Verkommene Medienwelt

30.09.2008
In seinem dritten Roman "Willkommen neue Träume" ist Peter Niemanns Gesellschaftskritik vor allem auch eine Medienkritik. Die manipulativen Strategien der Medienkonzerne wie die vielfältigen Vernetzungen zwischen Freizeit, Konsum und Selbstsuche stehen bei ihm immer im Zentrum. Dabei ist er auf der Höhe der zeitgenössischen Diskurstheorien, von F. A. Kittlers Mediengermanistik bis hin zu aktuellen Computer- und Popsprachen.
Der 1961 in Niederbayern geborene Norbert Niemann hat bereits mit seinen beiden Romanen "Wie man’s nimmt" 1998 und "Schule der Gewalt" 2001 große Aufmerksamkeit auf sich gezogen: Er stellt sich in die Tradition, ein gesellschaftliches Panorama erzählerisch zu erfassen, soziale Brennpunkte aufzuspüren, die wunden Punkte des allgemeinen Einverständnisses zu umkreisen.

Auch in seinem dritten Roman "Willkommen neue Träume" ist seine Gesellschaftskritik vor allem auch eine Medienkritik. Die manipulativen Strategien der Medienkonzerne wie die vielfältigen Vernetzungen zwischen Freizeit, Konsum und Selbstsuche stehen bei Niemann immer im Zentrum. Dabei ist er auf der Höhe der zeitgenössischen Diskurstheorien, von F.A. Kittlers Mediengermanistik bis hin zu aktuellen Computer- und Popsprachen.

Der "Held" seines Romans heißt Asger Weidenfeldt, ist erfolgreicher Fernsehmoderator in Berlin und dabei immer noch recht jung. Die Reise von Berlin in den Süden, die am Beginn des Romans steht, ist eine erzählerisch breit angelegte Bewusstseinsreise von der Metropole in die Provinz. Dort wartet seine Mutter auf ihn, die für die Mediengeneration vor ihm steht, der Roman betreibt somit neben einer deutschen Familiengeschichtsschreibung auch Medienarchäologie: Clara Weidenfeldt wohnt in einem Dorf am Chiemsee und führt als mondäne Schauspielerin ein großes Haus. Sie wirkt wie eine Grande Dame aus dem bundesdeutschen Film der Sechziger- und Siebzigerjahre. Man stellt sie sich, der Landstrich legt es nahe, unwillkürlich in großen Szenen von Fassbinder-Filmen vor.

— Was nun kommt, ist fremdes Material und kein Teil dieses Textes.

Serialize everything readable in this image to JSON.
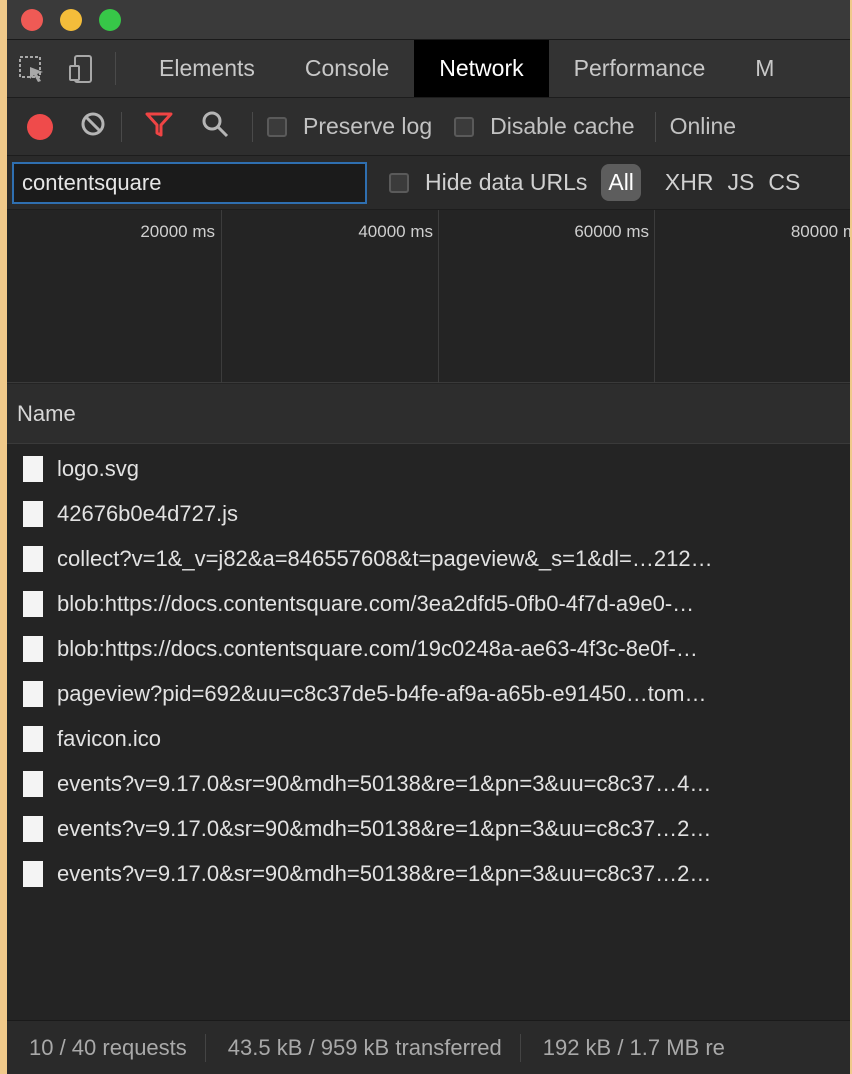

Die Medienwelt ist aber nur eine Seite des Romans, es öffnet sich am Chiemsee ein Panoptikum von Figuren, die sämtliche Schattierungen der Ökonomisierung und Medialisierung des gegenwärtigen Lebens wiedergeben. Die alternde Diva Weidenfeldt ist mit Bürgermeister Stegmüller liiert, und so bietet der Roman Einblicke in kommunalpolitische Diskussionen, wie sie momentan selten in einem literarischen Text verhandelt werden. Es geht um Infrastuktur, um Fragen des Tourismus und der wirtschaftlichen Weiterentwicklung, um geschäftliche Interessen und Verflechtungen mit der Politik, um Einfluss und Macht.

Niemann lässt alle Protagonisten auf einem großen Fest, das die Mutter Weidenfeldt zu Ehren ihres heimgekommenen Sohnes gibt, aufeinanderprallen, ein Show-Down, in dem hinter der jeweiligen Maske das wahre Gesicht der Personen zum Vorschein kommt. Das ist spannend, zeitdiagnostisch und entlarvend.

Die Sprache des Autors wirkt dabei manchmal dick aufgetragen, manchmal sind die Umrisse zu grob und die Flächen zu breit ausgemalt, und auch die theoretisierenden Gedankengänge und Aussagen der Figuren wirken gelegentlich bemüht. Doch "Willkommen neue Träume" ist auf jeden Fall ein großangelegter Zeitroman eines hochinteressanten, auf hohem Niveau reflektierenden und schreibenden Autors, der das Literarische an der Literatur ernst nimmt und gefällige Serviceleistungen ablehnt.